La persistencia del rock progresivo

Casi nadie odiaba el rock progresivo tanto, o tan memorablemente, como Lester Bangs, el crítico dispéptico que se veía a sí mismo como un guerrero del rock and roll, luchando contra las fuerzas de la frivolidad y la falsedad. En 1974, asistió a una actuación de E.L.P. y salió horrorizado por el arsenal de instrumentos (que incluía «dos gongs del tamaño de una mesa de Arturo» y «las primeras baterías sintetizadas del mundo»), por la pretenciosa actuación de Emerson y por la aparente determinación de la banda de dar elegancia al rock and roll tomando prestado de fuentes más respetables. E.L.P. había alcanzado el Top Ten, tanto en Gran Bretaña como en Estados Unidos, con un álbum en directo basado en su ampulosa interpretación de «Cuadros en una exposición» de Mussorgsky.

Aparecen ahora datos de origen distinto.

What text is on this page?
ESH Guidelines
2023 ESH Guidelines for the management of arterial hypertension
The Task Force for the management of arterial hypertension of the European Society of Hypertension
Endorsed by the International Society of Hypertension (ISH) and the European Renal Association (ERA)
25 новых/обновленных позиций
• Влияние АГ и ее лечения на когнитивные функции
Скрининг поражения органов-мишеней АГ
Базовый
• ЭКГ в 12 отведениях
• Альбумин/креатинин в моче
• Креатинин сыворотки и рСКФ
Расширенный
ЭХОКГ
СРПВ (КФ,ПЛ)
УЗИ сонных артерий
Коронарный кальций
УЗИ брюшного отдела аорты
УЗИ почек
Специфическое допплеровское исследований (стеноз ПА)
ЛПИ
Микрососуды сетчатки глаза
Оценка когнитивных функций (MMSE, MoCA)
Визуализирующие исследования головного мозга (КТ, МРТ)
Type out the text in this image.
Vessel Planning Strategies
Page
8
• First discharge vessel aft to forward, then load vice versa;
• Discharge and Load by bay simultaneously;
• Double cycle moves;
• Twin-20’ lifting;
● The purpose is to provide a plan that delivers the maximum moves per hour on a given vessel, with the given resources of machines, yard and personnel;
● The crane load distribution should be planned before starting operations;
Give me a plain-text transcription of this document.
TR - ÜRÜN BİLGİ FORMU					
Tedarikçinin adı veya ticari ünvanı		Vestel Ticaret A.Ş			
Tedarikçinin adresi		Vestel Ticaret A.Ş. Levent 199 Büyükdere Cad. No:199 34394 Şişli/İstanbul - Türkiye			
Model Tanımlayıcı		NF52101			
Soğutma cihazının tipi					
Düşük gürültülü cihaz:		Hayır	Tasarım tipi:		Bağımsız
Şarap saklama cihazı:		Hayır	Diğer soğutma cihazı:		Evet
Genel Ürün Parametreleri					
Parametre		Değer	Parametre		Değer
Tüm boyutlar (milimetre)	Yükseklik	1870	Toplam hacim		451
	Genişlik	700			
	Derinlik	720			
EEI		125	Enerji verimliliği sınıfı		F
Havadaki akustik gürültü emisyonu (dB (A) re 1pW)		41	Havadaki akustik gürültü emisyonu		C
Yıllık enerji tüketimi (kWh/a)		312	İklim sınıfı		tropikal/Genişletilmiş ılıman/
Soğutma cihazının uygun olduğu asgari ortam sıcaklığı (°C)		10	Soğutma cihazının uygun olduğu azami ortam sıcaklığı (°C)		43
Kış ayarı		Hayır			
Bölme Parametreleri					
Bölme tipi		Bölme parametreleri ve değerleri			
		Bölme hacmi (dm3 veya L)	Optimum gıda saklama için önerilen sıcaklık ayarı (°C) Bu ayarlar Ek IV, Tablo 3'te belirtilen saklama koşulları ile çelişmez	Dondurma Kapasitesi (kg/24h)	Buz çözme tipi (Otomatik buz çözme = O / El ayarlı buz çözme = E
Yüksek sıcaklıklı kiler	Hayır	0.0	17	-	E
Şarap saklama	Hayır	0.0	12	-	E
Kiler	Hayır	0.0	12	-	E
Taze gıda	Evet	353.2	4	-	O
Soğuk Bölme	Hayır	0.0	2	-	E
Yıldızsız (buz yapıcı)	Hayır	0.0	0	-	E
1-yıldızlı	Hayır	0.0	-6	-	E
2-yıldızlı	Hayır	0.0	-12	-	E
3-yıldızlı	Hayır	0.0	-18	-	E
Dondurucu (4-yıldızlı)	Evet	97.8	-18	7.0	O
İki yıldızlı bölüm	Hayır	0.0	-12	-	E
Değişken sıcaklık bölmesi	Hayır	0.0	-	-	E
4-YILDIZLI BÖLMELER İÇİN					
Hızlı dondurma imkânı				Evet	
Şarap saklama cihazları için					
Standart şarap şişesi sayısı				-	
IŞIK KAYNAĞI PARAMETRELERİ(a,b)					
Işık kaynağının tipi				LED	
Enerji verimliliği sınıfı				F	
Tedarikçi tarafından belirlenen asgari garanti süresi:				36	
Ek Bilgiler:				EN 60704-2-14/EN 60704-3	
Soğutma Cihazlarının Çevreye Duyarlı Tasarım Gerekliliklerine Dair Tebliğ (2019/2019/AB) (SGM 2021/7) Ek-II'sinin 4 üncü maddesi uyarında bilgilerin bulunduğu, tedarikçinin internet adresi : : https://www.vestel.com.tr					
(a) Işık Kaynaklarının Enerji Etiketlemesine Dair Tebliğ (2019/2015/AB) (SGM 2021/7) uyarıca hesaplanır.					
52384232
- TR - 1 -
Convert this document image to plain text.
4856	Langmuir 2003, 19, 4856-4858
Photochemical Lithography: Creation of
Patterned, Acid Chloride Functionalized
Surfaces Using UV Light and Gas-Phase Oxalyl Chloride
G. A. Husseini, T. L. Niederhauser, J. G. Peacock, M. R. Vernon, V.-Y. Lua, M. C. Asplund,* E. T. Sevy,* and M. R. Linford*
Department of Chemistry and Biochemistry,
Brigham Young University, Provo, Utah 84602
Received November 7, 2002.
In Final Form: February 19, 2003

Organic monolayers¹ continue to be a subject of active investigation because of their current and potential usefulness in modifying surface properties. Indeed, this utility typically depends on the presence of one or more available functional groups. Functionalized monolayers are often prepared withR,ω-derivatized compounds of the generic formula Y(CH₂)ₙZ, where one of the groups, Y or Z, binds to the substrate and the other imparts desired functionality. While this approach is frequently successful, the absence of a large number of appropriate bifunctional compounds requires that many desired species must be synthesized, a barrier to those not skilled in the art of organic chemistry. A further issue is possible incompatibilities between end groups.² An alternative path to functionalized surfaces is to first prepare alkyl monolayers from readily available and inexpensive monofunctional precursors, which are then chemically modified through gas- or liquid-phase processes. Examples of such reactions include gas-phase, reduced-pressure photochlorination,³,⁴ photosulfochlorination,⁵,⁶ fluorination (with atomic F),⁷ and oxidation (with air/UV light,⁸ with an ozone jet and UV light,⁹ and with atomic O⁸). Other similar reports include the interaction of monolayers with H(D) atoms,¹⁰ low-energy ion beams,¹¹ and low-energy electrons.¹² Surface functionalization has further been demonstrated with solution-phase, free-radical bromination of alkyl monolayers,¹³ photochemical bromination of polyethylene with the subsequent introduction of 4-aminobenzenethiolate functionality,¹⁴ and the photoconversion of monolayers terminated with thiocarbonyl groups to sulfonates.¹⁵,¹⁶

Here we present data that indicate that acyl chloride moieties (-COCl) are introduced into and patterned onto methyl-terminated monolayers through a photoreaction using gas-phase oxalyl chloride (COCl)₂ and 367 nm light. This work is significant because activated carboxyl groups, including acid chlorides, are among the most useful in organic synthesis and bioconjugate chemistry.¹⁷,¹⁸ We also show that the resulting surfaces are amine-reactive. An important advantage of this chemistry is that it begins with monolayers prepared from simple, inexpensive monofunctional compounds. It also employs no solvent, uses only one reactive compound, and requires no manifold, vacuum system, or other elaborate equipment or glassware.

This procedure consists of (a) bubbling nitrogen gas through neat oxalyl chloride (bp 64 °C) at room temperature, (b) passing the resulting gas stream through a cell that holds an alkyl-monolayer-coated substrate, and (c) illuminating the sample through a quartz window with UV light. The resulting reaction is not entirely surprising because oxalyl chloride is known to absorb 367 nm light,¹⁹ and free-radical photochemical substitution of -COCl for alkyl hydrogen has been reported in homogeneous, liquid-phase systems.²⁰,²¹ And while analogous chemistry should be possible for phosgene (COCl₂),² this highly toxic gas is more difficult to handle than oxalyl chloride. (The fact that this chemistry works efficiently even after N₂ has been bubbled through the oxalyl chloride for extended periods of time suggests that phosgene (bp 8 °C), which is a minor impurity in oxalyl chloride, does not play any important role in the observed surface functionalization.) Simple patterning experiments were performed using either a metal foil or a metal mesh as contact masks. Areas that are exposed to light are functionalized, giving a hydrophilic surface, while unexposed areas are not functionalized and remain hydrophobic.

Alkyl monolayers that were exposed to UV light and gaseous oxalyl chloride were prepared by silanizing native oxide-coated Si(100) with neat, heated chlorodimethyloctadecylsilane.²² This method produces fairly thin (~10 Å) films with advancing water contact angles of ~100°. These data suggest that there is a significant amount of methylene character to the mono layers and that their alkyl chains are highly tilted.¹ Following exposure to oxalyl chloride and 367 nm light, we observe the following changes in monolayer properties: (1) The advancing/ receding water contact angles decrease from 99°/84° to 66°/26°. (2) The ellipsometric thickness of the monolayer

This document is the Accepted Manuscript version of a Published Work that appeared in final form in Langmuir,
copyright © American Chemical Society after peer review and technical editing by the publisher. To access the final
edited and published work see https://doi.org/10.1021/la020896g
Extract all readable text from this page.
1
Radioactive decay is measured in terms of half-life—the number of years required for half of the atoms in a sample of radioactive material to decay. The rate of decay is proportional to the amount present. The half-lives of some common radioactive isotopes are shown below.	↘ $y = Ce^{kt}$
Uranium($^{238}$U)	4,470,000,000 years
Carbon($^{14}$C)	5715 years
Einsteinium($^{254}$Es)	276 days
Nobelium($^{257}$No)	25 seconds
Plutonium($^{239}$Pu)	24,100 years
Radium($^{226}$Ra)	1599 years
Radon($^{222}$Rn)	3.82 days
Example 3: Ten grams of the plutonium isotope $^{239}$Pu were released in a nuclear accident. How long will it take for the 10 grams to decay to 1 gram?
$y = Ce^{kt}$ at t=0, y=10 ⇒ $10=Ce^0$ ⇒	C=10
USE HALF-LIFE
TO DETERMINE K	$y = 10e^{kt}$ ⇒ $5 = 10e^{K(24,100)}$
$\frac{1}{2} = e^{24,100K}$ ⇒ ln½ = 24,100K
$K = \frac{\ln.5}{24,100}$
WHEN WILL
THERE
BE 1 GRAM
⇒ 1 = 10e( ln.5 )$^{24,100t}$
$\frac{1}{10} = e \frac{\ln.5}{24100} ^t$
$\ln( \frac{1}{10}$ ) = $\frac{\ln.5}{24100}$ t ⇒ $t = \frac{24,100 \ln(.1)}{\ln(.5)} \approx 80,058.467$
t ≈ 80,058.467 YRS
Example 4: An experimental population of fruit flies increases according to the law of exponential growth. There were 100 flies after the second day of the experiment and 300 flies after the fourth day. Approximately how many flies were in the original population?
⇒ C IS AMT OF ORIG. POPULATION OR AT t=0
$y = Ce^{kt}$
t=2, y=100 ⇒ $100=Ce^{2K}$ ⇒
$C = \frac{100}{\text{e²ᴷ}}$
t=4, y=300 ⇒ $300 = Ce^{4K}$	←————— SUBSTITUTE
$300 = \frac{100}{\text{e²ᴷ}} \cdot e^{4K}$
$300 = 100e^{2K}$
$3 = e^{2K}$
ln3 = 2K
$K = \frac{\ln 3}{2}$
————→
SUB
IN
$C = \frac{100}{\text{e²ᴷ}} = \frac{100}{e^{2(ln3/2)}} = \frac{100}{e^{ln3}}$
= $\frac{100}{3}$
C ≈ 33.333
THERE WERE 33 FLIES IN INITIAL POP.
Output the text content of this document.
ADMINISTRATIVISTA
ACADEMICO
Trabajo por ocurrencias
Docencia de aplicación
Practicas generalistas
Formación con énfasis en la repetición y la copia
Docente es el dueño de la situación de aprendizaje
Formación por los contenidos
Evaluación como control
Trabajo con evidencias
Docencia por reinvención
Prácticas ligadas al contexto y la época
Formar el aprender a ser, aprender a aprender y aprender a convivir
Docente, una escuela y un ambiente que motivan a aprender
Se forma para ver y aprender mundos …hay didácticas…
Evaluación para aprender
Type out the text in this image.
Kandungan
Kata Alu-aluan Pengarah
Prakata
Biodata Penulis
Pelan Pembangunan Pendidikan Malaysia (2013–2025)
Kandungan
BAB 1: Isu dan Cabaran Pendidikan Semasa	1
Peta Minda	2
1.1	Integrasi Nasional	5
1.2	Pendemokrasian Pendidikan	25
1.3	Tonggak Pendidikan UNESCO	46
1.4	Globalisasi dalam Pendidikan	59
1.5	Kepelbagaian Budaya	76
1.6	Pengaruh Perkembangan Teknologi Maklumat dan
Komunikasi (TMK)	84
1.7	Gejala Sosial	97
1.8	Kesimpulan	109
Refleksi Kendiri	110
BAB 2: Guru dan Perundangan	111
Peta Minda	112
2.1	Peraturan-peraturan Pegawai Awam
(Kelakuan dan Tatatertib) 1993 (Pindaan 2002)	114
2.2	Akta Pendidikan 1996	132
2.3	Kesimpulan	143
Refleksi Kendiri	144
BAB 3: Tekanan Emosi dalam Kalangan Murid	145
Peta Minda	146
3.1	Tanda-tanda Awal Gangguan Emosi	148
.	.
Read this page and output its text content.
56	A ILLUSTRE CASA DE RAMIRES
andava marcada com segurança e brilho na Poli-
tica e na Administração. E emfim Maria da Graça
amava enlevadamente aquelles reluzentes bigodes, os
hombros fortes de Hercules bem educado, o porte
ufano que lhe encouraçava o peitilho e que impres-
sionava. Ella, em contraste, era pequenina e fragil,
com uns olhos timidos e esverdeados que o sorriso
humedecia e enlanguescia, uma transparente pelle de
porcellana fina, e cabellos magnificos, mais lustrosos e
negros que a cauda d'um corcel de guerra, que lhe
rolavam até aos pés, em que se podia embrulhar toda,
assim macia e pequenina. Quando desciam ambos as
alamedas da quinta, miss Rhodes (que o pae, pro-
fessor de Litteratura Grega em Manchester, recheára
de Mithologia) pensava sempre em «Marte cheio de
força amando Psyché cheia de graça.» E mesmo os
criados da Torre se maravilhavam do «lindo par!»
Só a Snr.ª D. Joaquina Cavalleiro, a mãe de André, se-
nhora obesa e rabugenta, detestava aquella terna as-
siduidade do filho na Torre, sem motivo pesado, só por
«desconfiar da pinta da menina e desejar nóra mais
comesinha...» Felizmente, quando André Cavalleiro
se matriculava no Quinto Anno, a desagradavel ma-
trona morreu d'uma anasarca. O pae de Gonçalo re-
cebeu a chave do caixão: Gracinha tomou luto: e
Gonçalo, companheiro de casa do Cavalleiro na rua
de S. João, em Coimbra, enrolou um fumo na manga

Bangs quería creer que los miembros de la banda se consideraban vándalos, profanando alegremente los clásicos. En cambio, Carl Palmer, el batería, le dijo: «Esperamos, en todo caso, estar animando a los niños a escuchar música de más calidad», y «calidad» era precisamente la calidad que Bangs detestaba. Informó de que los miembros de E.L.P. eran unos vendidos sin alma, que participaban en «la insidiosa contaminación de todo lo que era puro en el rock». Robert Christgau, el autoproclamado «decano de los críticos de rock estadounidenses», fue, si cabe, más despectivo: «Estos tipos son tan estúpidos como sus fans más pretenciosos.»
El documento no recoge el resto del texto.